Btw, just looked through config and noticed: // should be --> datasheet // was --> shagrat-legacy "was" relates to values that existed long time ago before forking ancient source from another person's repo. God knows why his timings were so strange back then, but nowadays it has nothing to do with our problems.

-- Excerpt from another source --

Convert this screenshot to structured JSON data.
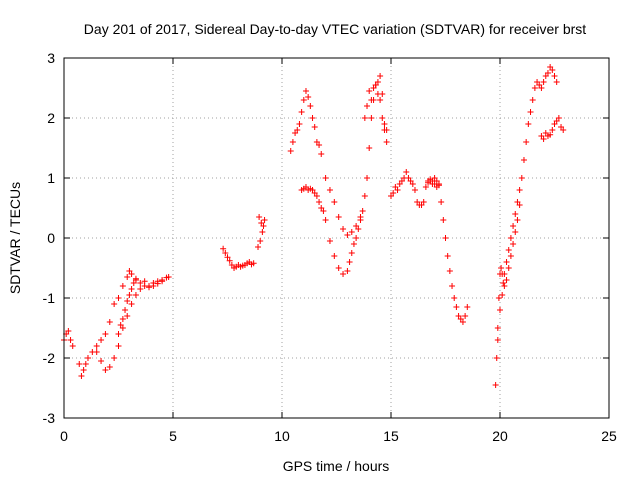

joysfera commented 5 years ago

@kutukvpavel it seems consistent: 160 us delay takes 278 us while 60 us delay takes about 104 us. There seems to be a hidden 1.75 multiplier that increases the presence pulse length. Other timings seem to be OK. I didn't change VALUE_IPL and I use standard Arduino IDE 1.8.5. BTW, the calibration sketch does not work for me - it just prints its header and that's it. Probably gets stuck in a loop somewhere.

EDIT: The waitLoops1ms() takes 892 us (the time the debug is in HIGH) and 675 us (time in LOW). FYI, I also measured Arduino's delay() and delayMicroseconds() - both were precise.

EDIT2: After fixing the calibration sketch it prints 13 instructions per loop.

EDIT3: the normally disabled part of the calibration sketch, when enabled, shows that the "try to wait 1 ms while LOW" takes 930 us and the "try to wait 1 ms while HIGH" part takes 852 us. The second block takes 853 and 847 us. I have no idea if these numbers are "correct" for the library. What's yours numbers?

joysfera commented 5 years ago

It seems like the wait() function is not working correctly. Both wait(160) and wait(160_us) take at least 230 us.

And the wait() is used at single place only: when the PRESENCE pulse is generated. So it seems 100% consistent with what I measured: library seems to work OK but the presence pulse is about 75 % longer than configured.

So it seems safe to me to lower the ONEWIRE_PRESENCE_TIME_MIN from 160_us to 60_us that makes it about 104 us in real time, very much like original DS18B20.

I created #72 for this. Thank you @kutukvpavel for kinda encouraging me to spend yet another Sunday on this issue.